Dysplasia of the Hips
Rottweilers have hip dysplasia more often than other breeds, despite the fact that responsible breeders take considerable pains - such as avoiding breeding any puppies known to be afflicted - to eradicate the inherited abnormality.
Hip dysplasia occurs when the ball and socket joint that allows for fluid movement is misaligned, which is most often the case at birth. The condition worsens with time and may result in joint pain, stiffness, and even arthritic symptoms.
It is possible to get a diagnosis of hip dysplasia using X-rays, and the severity of the problem will be assessed before treatment options are determined. Even though these procedures have a high success rate, they may cost anywhere from $2,000 to $3,500, not including the expense of post-operative care.
Dysplasia of the elbow
Although it has an uncanny resemblance to hip dysplasia, this disorder affects just the elbow joint. Hip dysplasia may induce complete dislocation. However, it is more likely to produce discomfort and mobility limitations than a total dislocation. Even while the procedure costs $2,000-$3,000, it's becoming more widespread and has a high success rate. However, it still comes with a price tag.
Stenosis of the Aorta
As a result of a blockage in one of the heart's ventricles, blood circulation to the heart is impeded, resulting in angina pectoris. So the heart of a dog with this condition has to work far harder than it otherwise would in order to provide the body with enough blood it requires. As a result, the organ becomes overworked, increasing the risk of a heart attack.
Rottweiler owners and their veterinarians should keep an eye on their dog's heart health since this problem may emerge even in young Rottweilers. Dietary changes and medication are generally all that is needed to manage the illness if it is discovered early. In more extreme circumstances, dogs may now have heart surgery that was previously reserved for humans. Between $10,000 and $15,000 in most situations, they may extend a dog's life dramatically. However, as you would think, they are pricey.
They may never encounter any of the situations we have just outlined, yet they are all common to the Rottweiler. In the event that a dog, like people, becomes ill or wounded, they too need access to high-quality medical treatment on a periodic basis.
However, pet owners and their financial accounts are sometimes caught off guard by unexpected vet bills such as an unexpected emergency visit or the need for surgery when they can't prepare for their pet's yearly examination, vital vaccinations, and regular tests. Increasing numbers of Rottweiler parents are thus purchasing pet insurance to cover any unanticipated costs that may come in the future.

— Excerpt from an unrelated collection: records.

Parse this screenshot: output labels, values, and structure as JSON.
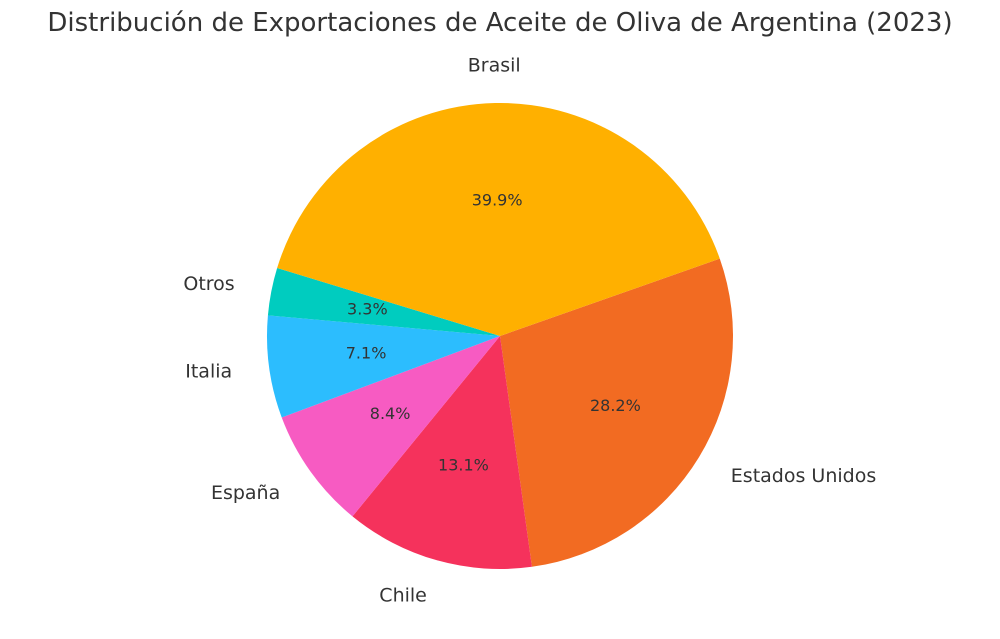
{
  "chart_data": {
    "type": "pie",
    "title": "Distribución de Exportaciones de Aceite de Oliva de Argentina (2023)",
    "categories": [
      "Estados Unidos",
      "Chile",
      "España",
      "Italia",
      "Otros",
      "Brasil"
    ],
    "values": [
      28.2,
      13.1,
      8.4,
      7.1,
      3.3,
      39.9
    ],
    "value_labels": [
      "28.2%",
      "13.1%",
      "8.4%",
      "7.1%",
      "3.3%",
      "39.9%"
    ],
    "colors": [
      "#F26B22",
      "#F5325C",
      "#F75BC2",
      "#2CBDFE",
      "#00CCBF",
      "#FFB000"
    ],
    "legend": "none"
  }
}
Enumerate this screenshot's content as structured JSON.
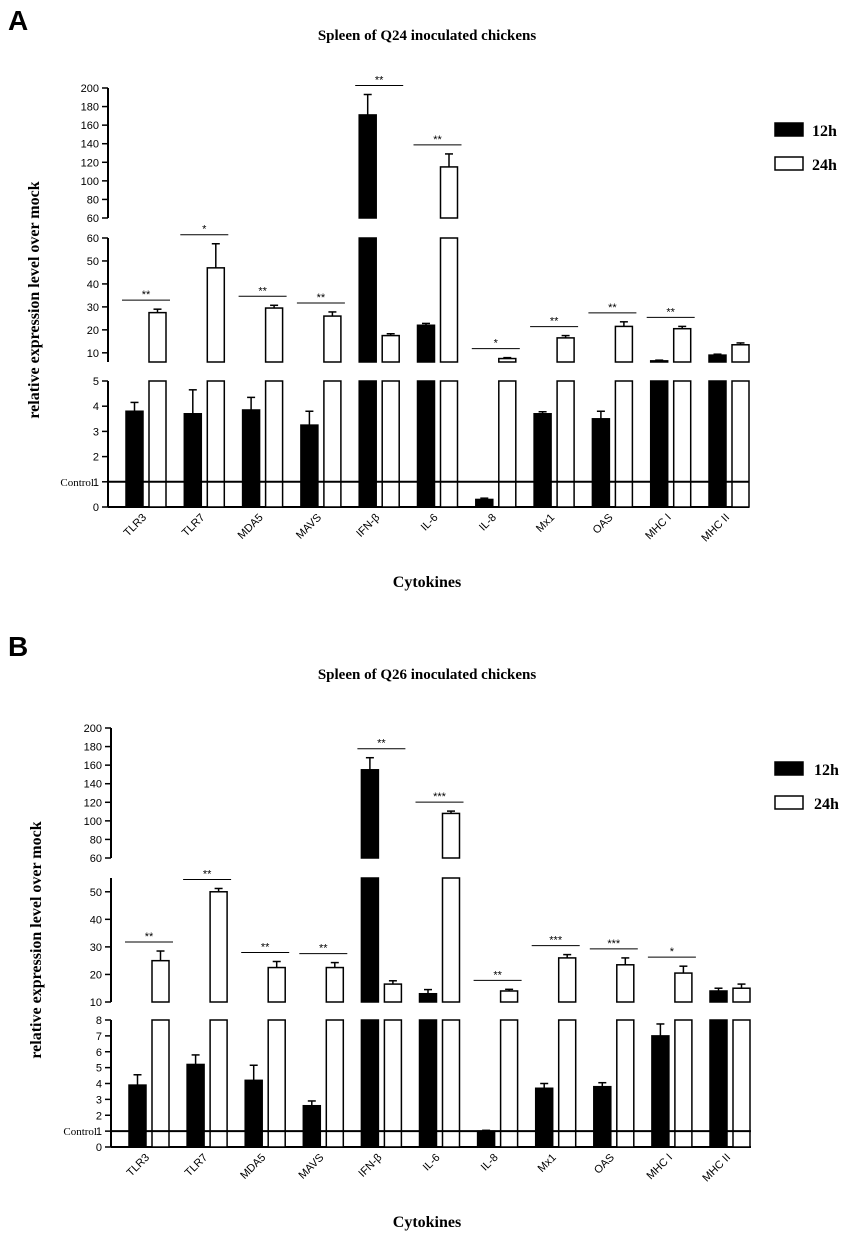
{
  "chart_data": [
    {
      "type": "bar",
      "panel": "A",
      "title": "Spleen of Q24 inoculated chickens",
      "xlabel": "Cytokines",
      "ylabel": "relative expression level over mock",
      "control_label": "Control",
      "control_value": 1,
      "categories": [
        "TLR3",
        "TLR7",
        "MDA5",
        "MAVS",
        "IFN-β",
        "IL-6",
        "IL-8",
        "Mx1",
        "OAS",
        "MHC I",
        "MHC II"
      ],
      "series": [
        {
          "name": "12h",
          "fill": "#000000",
          "values": [
            3.8,
            3.7,
            3.85,
            3.25,
            171,
            22,
            0.3,
            3.7,
            3.5,
            6.5,
            9
          ],
          "errors": [
            0.35,
            0.95,
            0.5,
            0.55,
            22,
            0.8,
            0.05,
            0.08,
            0.3,
            0.3,
            0.4
          ]
        },
        {
          "name": "24h",
          "fill": "#ffffff",
          "values": [
            27.5,
            47,
            29.5,
            26,
            17.5,
            115,
            7.5,
            16.5,
            21.5,
            20.5,
            13.5
          ],
          "errors": [
            1.5,
            10.5,
            1.2,
            1.8,
            0.8,
            14,
            0.4,
            1.0,
            2.0,
            1.0,
            0.8
          ]
        }
      ],
      "significance": [
        "**",
        "*",
        "**",
        "**",
        "**",
        "**",
        "*",
        "**",
        "**",
        "**",
        ""
      ],
      "segments": [
        {
          "range": [
            0,
            5
          ],
          "ticks": [
            0,
            1,
            2,
            3,
            4,
            5
          ]
        },
        {
          "range": [
            6,
            60
          ],
          "ticks": [
            10,
            20,
            30,
            40,
            50,
            60
          ]
        },
        {
          "range": [
            60,
            200
          ],
          "ticks": [
            60,
            80,
            100,
            120,
            140,
            160,
            180,
            200
          ]
        }
      ]
    },
    {
      "type": "bar",
      "panel": "B",
      "title": "Spleen of Q26 inoculated chickens",
      "xlabel": "Cytokines",
      "ylabel": "relative expression level over mock",
      "control_label": "Control",
      "control_value": 1,
      "categories": [
        "TLR3",
        "TLR7",
        "MDA5",
        "MAVS",
        "IFN-β",
        "IL-6",
        "IL-8",
        "Mx1",
        "OAS",
        "MHC I",
        "MHC II"
      ],
      "series": [
        {
          "name": "12h",
          "fill": "#000000",
          "values": [
            3.9,
            5.2,
            4.2,
            2.6,
            155,
            13,
            1,
            3.7,
            3.8,
            7.0,
            14
          ],
          "errors": [
            0.65,
            0.6,
            0.95,
            0.3,
            13,
            1.5,
            0.05,
            0.3,
            0.25,
            0.75,
            1.0
          ]
        },
        {
          "name": "24h",
          "fill": "#ffffff",
          "values": [
            25,
            50,
            22.5,
            22.5,
            16.5,
            108,
            14,
            26,
            23.5,
            20.5,
            15
          ],
          "errors": [
            3.5,
            1.2,
            2.2,
            1.8,
            1.2,
            2.5,
            0.6,
            1.2,
            2.5,
            2.5,
            1.5
          ]
        }
      ],
      "significance": [
        "**",
        "**",
        "**",
        "**",
        "**",
        "***",
        "**",
        "***",
        "***",
        "*",
        ""
      ],
      "segments": [
        {
          "range": [
            0,
            8
          ],
          "ticks": [
            0,
            1,
            2,
            3,
            4,
            5,
            6,
            7,
            8
          ]
        },
        {
          "range": [
            10,
            55
          ],
          "ticks": [
            10,
            20,
            30,
            40,
            50
          ]
        },
        {
          "range": [
            60,
            200
          ],
          "ticks": [
            60,
            80,
            100,
            120,
            140,
            160,
            180,
            200
          ]
        }
      ]
    }
  ]
}
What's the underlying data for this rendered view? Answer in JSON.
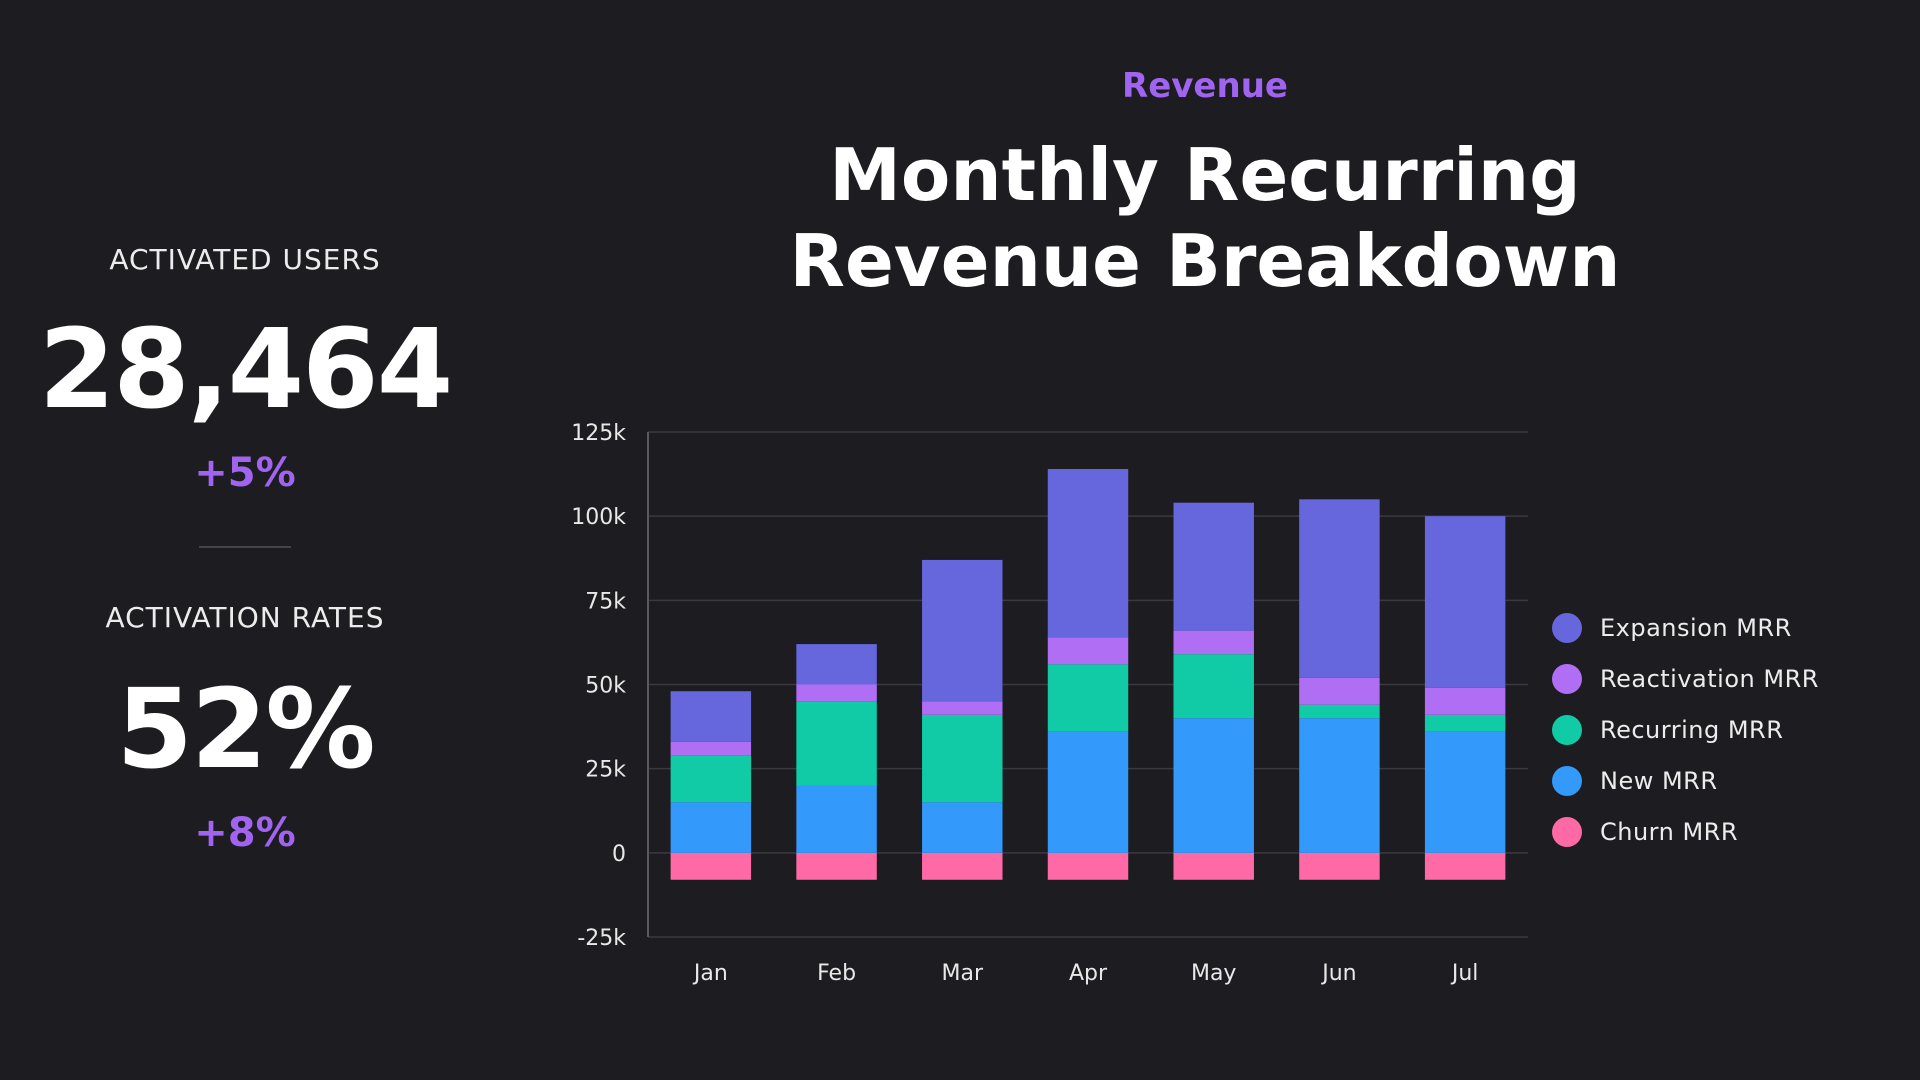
{
  "kpis": {
    "activated_users": {
      "label": "ACTIVATED USERS",
      "value": "28,464",
      "change": "+5%"
    },
    "activation_rates": {
      "label": "ACTIVATION RATES",
      "value": "52%",
      "change": "+8%"
    }
  },
  "header": {
    "eyebrow": "Revenue",
    "title_line1": "Monthly Recurring",
    "title_line2": "Revenue Breakdown"
  },
  "colors": {
    "background": "#1d1c20",
    "accent": "#a064f0",
    "grid": "#3a393f",
    "axis": "#5a5960"
  },
  "chart_data": {
    "type": "bar",
    "stacked": true,
    "categories": [
      "Jan",
      "Feb",
      "Mar",
      "Apr",
      "May",
      "Jun",
      "Jul"
    ],
    "series": [
      {
        "name": "Churn MRR",
        "color": "#ff6aa6",
        "values": [
          -8000,
          -8000,
          -8000,
          -8000,
          -8000,
          -8000,
          -8000
        ]
      },
      {
        "name": "New MRR",
        "color": "#3399fb",
        "values": [
          15000,
          20000,
          15000,
          36000,
          40000,
          40000,
          36000
        ]
      },
      {
        "name": "Recurring MRR",
        "color": "#10cba5",
        "values": [
          14000,
          25000,
          26000,
          20000,
          19000,
          4000,
          5000
        ]
      },
      {
        "name": "Reactivation MRR",
        "color": "#b06ef5",
        "values": [
          4000,
          5000,
          4000,
          8000,
          7000,
          8000,
          8000
        ]
      },
      {
        "name": "Expansion MRR",
        "color": "#6767dd",
        "values": [
          15000,
          12000,
          42000,
          50000,
          38000,
          53000,
          51000
        ]
      }
    ],
    "legend_order": [
      "Expansion MRR",
      "Reactivation MRR",
      "Recurring MRR",
      "New MRR",
      "Churn MRR"
    ],
    "ylim": [
      -25000,
      125000
    ],
    "yticks": [
      -25000,
      0,
      25000,
      50000,
      75000,
      100000,
      125000
    ],
    "ytick_labels": [
      "-25k",
      "0",
      "25k",
      "50k",
      "75k",
      "100k",
      "125k"
    ],
    "grid": true,
    "legend_position": "right"
  }
}
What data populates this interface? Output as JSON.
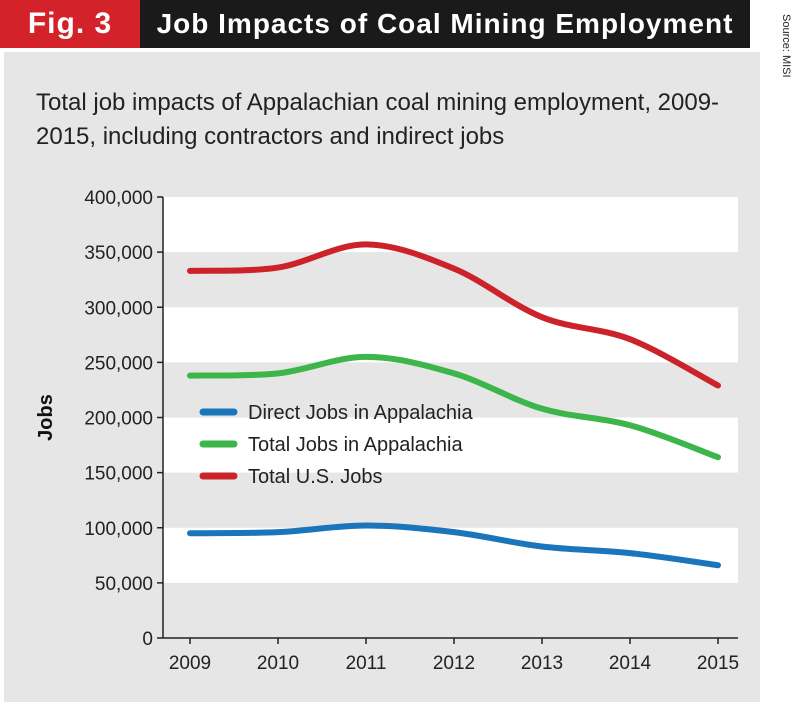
{
  "header": {
    "fig_label": "Fig. 3",
    "title": "Job Impacts of Coal Mining Employment",
    "source": "Source: MISI"
  },
  "chart_data": {
    "type": "line",
    "title": "",
    "subtitle": "Total job impacts of Appalachian coal mining employment, 2009-2015, including contractors and indirect jobs",
    "xlabel": "",
    "ylabel": "Jobs",
    "x": [
      "2009",
      "2010",
      "2011",
      "2012",
      "2013",
      "2014",
      "2015"
    ],
    "ylim": [
      0,
      400000
    ],
    "yticks": [
      0,
      50000,
      100000,
      150000,
      200000,
      250000,
      300000,
      350000,
      400000
    ],
    "ytick_labels": [
      "0",
      "50,000",
      "100,000",
      "150,000",
      "200,000",
      "250,000",
      "300,000",
      "350,000",
      "400,000"
    ],
    "grid": "alternating horizontal bands",
    "legend_position": "left-middle",
    "series": [
      {
        "name": "Direct Jobs in Appalachia",
        "color": "#1b75bb",
        "values": [
          95000,
          96000,
          102000,
          96000,
          83000,
          77000,
          66000
        ]
      },
      {
        "name": "Total Jobs in Appalachia",
        "color": "#3cb54a",
        "values": [
          238000,
          240000,
          255000,
          240000,
          208000,
          193000,
          164000
        ]
      },
      {
        "name": "Total U.S. Jobs",
        "color": "#cc2229",
        "values": [
          333000,
          336000,
          357000,
          335000,
          291000,
          271000,
          229000
        ]
      }
    ]
  }
}
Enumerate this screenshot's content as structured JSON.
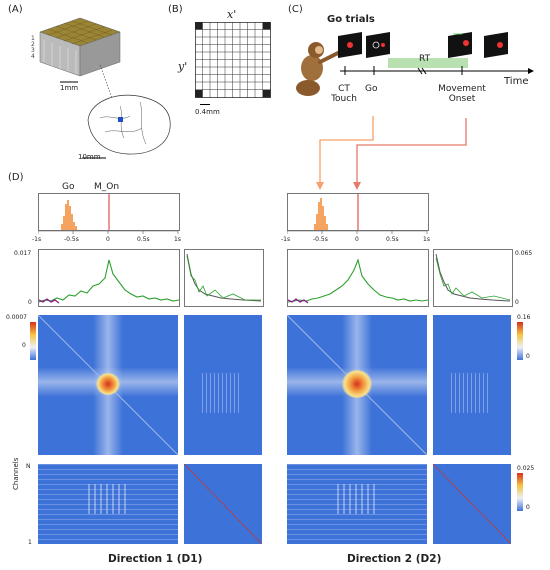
{
  "panels": {
    "a": {
      "label": "(A)",
      "scale_small": "1mm",
      "scale_large": "10mm",
      "depth_ticks": [
        "1",
        "2",
        "3",
        "4",
        "5"
      ]
    },
    "b": {
      "label": "(B)",
      "x_label": "x'",
      "y_label": "y'",
      "scale": "0.4mm"
    },
    "c": {
      "label": "(C)",
      "title": "Go trials",
      "rt": "RT",
      "time": "Time",
      "event_ct": "CT\nTouch",
      "event_go": "Go",
      "event_mo": "Movement\nOnset"
    },
    "d": {
      "label": "(D)",
      "hist_go": "Go",
      "hist_mon": "M_On",
      "time_ticks": [
        "-1s",
        "-0.5s",
        "0",
        "0.5s",
        "1s"
      ],
      "ts_left_max": "0.017",
      "ts_left_min": "0",
      "ts_right_max": "0.065",
      "ts_right_min": "0",
      "cb1_max": "0.0007",
      "cb1_min": "0",
      "cb2_max": "0.16",
      "cb2_min": "0",
      "cb3_max": "0.025",
      "cb3_min": "0",
      "channels_label": "Channels",
      "channels_top": "N",
      "channels_bottom": "1",
      "caption_d1": "Direction 1 (D1)",
      "caption_d2": "Direction 2 (D2)"
    }
  },
  "colors": {
    "heatmap_base": "#3d72d8",
    "hot": "#d7301f",
    "warm": "#f4c542",
    "trace_green": "#2ca02c",
    "trace_purple": "#8b1a8b",
    "go_hist": "#f4a460",
    "marker_red": "#e05050",
    "arrow_orange": "#f6a16b"
  }
}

Pet insurance isn't for everyone, but it's a good idea for Rottweiler owners who want to make sure their dog has access to the treatment he needs when he needs it.
Cost for Insuring a Rottweiler
Naturally, the first thing people inquire about when considering obtaining pet insurance is the cost. There is no one-size-fits-all approach to the price of pet insurance on each dog or cat, though. According to a pet's age, breed, present health, and the degree of coverage required, as well as the deductible amount, premiums will vary.
To give you an idea of how much pet insurance for the Rottweiler would cost, we ran two example quotations for a couple of Rotties you know and tested them out.
In the first case was Maximus, a six-month-old male pup who is presently in excellent condition. We were given three basic alternatives from a well-known pet insurance company:
- $209.60 - deductible is zero
- $122.55 - $200-deductible.
- $68.51 - deductible of $700
Afterward, we obtained a price for our five-year-old Rottweiler, Agripina, who is a female. Following are the breakdowns of her insurance expenses for pets.
- $328.54 - deductible is zero
- $190.40 to cover the $200-deductible.
- $104.64 - deductible of $700
A quotation you get will be unique to your dog, his or her present health, and life stage since these prices are from a single insurance firm and only cover two dogs. There are a lot of variables to consider when deciding whether or not to get insurance for your dog.